Jul 27, 2023 - Health

Most U.S. emergency call centers are understaffed

Data: National Emergency Number Association; Chart: Axios Visuals
Data: National Emergency Number Association; Chart: Axios Visuals

Most U.S. emergency call centers are understaffed, new data found, leaving 911 calls to go unanswered.

Why it matters: The worker shortage can have significant implications for people seeking help during a crisis.

  • The attrition rate at 911 call centers has significantly increased in the last three years, according to Karima Holmes, vice president of public safety at Carbyne, a cloud technology company focused on emergency communications center services.
  • Plus, fewer younger workers are stepping up to replace those who are retiring or burning out.
  • "Unfortunately, you're being put in queue until a call taker is available," Holmes said.

Driving the news: 82% of centers reported being understaffed and struggling with hiring and retention, per a national survey of 850 professionals across all levels of emergency services in May and June.

  • The National Emergency Number Association (NENA) and partner Carbyne, conducted the survey in May and June.
  • While the survey did not do a census of every 911 center, "the clear response from the sample is that most centers are understaffed,' NENA CEO Brian Fontes told Axios.

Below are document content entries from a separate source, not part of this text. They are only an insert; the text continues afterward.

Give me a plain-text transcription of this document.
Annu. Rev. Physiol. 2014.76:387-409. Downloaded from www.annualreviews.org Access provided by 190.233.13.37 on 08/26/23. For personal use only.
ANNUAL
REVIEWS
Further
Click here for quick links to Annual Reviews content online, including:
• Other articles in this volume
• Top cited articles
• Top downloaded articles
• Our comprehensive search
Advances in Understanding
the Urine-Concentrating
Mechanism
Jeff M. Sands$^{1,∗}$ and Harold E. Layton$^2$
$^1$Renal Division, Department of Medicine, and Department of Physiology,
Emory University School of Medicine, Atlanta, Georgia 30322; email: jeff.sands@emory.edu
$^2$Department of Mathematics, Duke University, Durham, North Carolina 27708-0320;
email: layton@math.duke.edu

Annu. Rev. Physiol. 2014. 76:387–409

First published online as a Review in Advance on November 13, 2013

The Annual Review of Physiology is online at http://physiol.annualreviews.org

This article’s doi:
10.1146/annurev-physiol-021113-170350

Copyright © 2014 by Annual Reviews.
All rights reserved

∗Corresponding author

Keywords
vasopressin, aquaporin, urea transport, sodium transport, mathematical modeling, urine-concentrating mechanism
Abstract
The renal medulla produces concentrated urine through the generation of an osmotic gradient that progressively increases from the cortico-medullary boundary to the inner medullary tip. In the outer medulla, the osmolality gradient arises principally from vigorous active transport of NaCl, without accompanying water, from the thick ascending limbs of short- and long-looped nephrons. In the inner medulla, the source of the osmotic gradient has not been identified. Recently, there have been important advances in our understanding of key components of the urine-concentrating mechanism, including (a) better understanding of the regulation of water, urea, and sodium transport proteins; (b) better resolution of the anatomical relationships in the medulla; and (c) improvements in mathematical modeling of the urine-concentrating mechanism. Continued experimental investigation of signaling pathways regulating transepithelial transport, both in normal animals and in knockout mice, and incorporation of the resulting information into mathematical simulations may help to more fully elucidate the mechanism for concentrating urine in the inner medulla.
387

Respondents cited stress and low wages as the main obstacles to attracting and keeping employees.

  • 74% of respondents said their centers are facing staff burnout, with many others showing mental health warning signs like anxiety, fatigue and low energy levels.

Holmes attributes part of the struggle to attract workers to the COVID-19 pandemic, the Great Resignation, and the 2020 Black Live Matter protests that prompted a social reckoning.

  • "Public safety was not that sexy," she said. "So a lot of people stopped applying."
  • Another factor is outdated technology.

The findings were similar to those of an April study released in April that found more than half of 911 centers in the U.S. are facing a staffing emergency.

  • Nearly every one of the 774 centers surveyed in 47 states reported losing employees last year.
  • While vacancy rates varied, nearly all of the centers had unfilled positions, including: 166 centers with a 30-49% vacancy rate; 92 with vacancy rate between 50% and 69%; and 13 with 70% or more of their positions unfilled.

Yes, but: While over 90% of 911 employers provide wellness support services, only 18% of respondents make use of them, according to NENA.

What's next: NENA is advocating for a bill that would secure billions of dollars in funding to update the technology across the nation's centers.

  • Fontes said upgrades, particularly if paired with technologies and artificial intelligence, could improve service.

The association is also pushing a measure to classify 911 workers as protected services workers, rather than clerical workers, under the U.S. Bureau of Labor Statistics.

  • That would allow that 911 professionals are treated the same as police, fire and EMS workers, making them eligible for similar benefits programs, Fontes explained.